Monestier estimates that art worth pounds 600m has been stolen in Europe over the past five years. The Yearbook devotes 300 pages to paintings, many by old and modern masters, that have vanished from homes and museums, and passed under the apparently untroubled gaze of the dealers and collectors.
But the editor has met a wall of silence from art dealers anxious not to frighten buyers. Details of only seven of the 8,000 missing works came from professionals. One auctioneer accused him of publishing 'a book of rumours'. Three weeks later, the same auctioneer found that he had sold a stolen painting, which was identified in the Yearbook.
While the art world ignored Monestier's Yearbook, details flooded in from European insurance companies concerned about mounting claims, and from police departments such as the French Office for the Suppression of Theft of Works and Objects of Art and the Italian Artistic Patrimony Brigade.
France and Italy, with their immense artistic heritage, offer rich pickings for a new breed of international art thieves. Between 1985 and 1990, the Italian police managed to seize 40,000 pieces from mafia-organised looters of archaeological sites. They admit that four times as many may have slipped over the border, including a 250lb statue of Aphrodite, dating from 450BC, that turned up at the Getty Museum in California.
The cataloguing of such pieces, the first step in preventing their disappearance, will take the Italian Ministry of Cultural Affairs several decades. An inventory begun in 1964 by the French Minister of Culture, Andre Malraux, is still incomplete. It lists 300,000 works of art in 1,200 museums and 680 private collections. Since it was started, 12,000 items have gone missing from the public collections alone.
Mireille Balestrazzi, the divisional commander of the 30- strong French art squad, points out that art thieves can offload their booty with ease, notably in Belgium and Japan. The English are large buyers of French and Italian art, he says, and English thieves specialise in ransom, under the guise of discreet notices promising rewards for recovery. The problem, however, has been to identify works as stolen in the first place. Important works are often altered, the mounts and patinas changed, even details added to disguise well-known oils: Bonnard's Enfant triste acquired a smile. Lesser pieces are simply sent to public auctions.
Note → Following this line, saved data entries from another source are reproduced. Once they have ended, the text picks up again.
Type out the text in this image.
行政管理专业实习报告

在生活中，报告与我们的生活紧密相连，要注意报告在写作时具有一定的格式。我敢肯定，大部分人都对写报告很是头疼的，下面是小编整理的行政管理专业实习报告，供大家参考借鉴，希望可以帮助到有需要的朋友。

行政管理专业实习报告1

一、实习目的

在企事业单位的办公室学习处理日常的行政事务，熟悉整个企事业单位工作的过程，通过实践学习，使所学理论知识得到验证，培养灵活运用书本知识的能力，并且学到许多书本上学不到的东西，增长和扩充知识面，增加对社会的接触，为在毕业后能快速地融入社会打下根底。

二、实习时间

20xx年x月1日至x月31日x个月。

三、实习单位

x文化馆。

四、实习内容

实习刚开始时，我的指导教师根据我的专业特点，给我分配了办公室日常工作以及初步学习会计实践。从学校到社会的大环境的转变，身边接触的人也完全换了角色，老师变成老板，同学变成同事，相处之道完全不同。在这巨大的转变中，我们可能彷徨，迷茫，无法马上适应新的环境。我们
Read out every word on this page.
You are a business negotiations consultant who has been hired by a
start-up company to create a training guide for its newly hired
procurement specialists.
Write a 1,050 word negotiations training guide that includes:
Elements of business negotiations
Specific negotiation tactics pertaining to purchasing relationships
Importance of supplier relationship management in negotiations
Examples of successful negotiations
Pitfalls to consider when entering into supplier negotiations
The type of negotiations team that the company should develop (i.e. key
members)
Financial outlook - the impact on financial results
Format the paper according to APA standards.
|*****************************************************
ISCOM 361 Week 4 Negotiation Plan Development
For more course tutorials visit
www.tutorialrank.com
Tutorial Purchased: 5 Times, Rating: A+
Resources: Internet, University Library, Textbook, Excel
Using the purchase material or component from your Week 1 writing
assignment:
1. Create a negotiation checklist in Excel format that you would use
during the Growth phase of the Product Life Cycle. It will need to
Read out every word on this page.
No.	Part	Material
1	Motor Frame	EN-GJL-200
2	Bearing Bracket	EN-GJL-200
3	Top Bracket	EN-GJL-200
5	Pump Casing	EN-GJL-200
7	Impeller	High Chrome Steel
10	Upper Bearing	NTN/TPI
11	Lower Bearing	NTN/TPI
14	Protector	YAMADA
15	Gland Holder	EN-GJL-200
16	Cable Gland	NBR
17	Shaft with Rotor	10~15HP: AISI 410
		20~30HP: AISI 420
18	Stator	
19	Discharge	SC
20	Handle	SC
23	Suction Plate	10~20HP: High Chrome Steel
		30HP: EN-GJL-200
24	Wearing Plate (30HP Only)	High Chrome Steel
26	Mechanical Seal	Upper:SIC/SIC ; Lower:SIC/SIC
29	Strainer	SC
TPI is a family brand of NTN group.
Monestier believes that the existence of the Yearbook will prevent dealers from being able to use the legal justification that they bought works 'in good faith'. But the specialist thieves are still ahead of the specialist police, catering to what Monestier calls the democratisation of art-collecting since the Sixties. 'In the old days, the networks of dealers and clients were small,' he says. 'Everybody knew who owned what. Now everybody wants to own art, and the supply of art is limited. Once the thieves acted out of opportunity. Now, they plan and select. They've become connoisseurs.'
For example, he says, some of the magnificent collection of Corot paintings stolen from a provincial French museum in 1984 were found in Japan, decorating the home of a gangster boss.